Deb and I went for a drive along the Old Glen Innes Road which runs from Grafton one of our local towns up through the Nymboida Valley to Glen Innes.
The road has been bypassed by the new highway further north so it is pretty much in the same state as it was when it was opened in1867.
Much of the way it runs along a cutting perched above the Nymboida River.
At one point where a spur comes down to the river side it dives through a tunnel that was excavated by hand!
I paused at the other end to catch this piccie of a vehicle coming through. To give an idea of the size of the tunnel and just how narrow this old road is.
The view from about 1,000 feet above the river gives an idea of what the country is like.
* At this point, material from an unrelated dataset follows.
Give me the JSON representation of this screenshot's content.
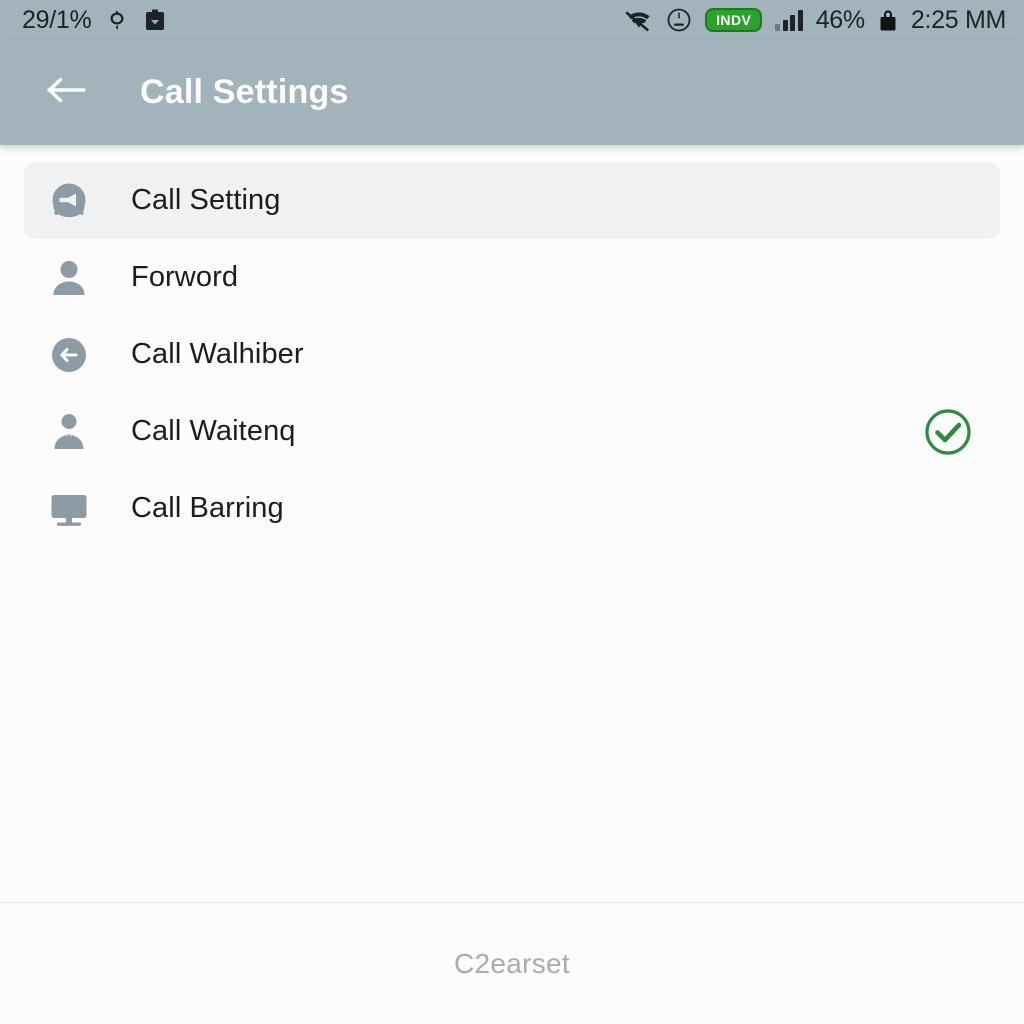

You can't see the road from up there but it snakes along parallel to the river.
The track up to the look out is suitable for 4x4 vehicles only and is not for the faint hearted.
Deb snapped this piccie through the windscreen on the way back down.
Back to the subject of ANZAC day. At the ghost town of Boyd Newton stands a lonely ANZAC memorial.
The local tale is that all the military age men volunteered and not one returned. Whatever happened the village was abandoned soon after, leaving nothing but the memorial.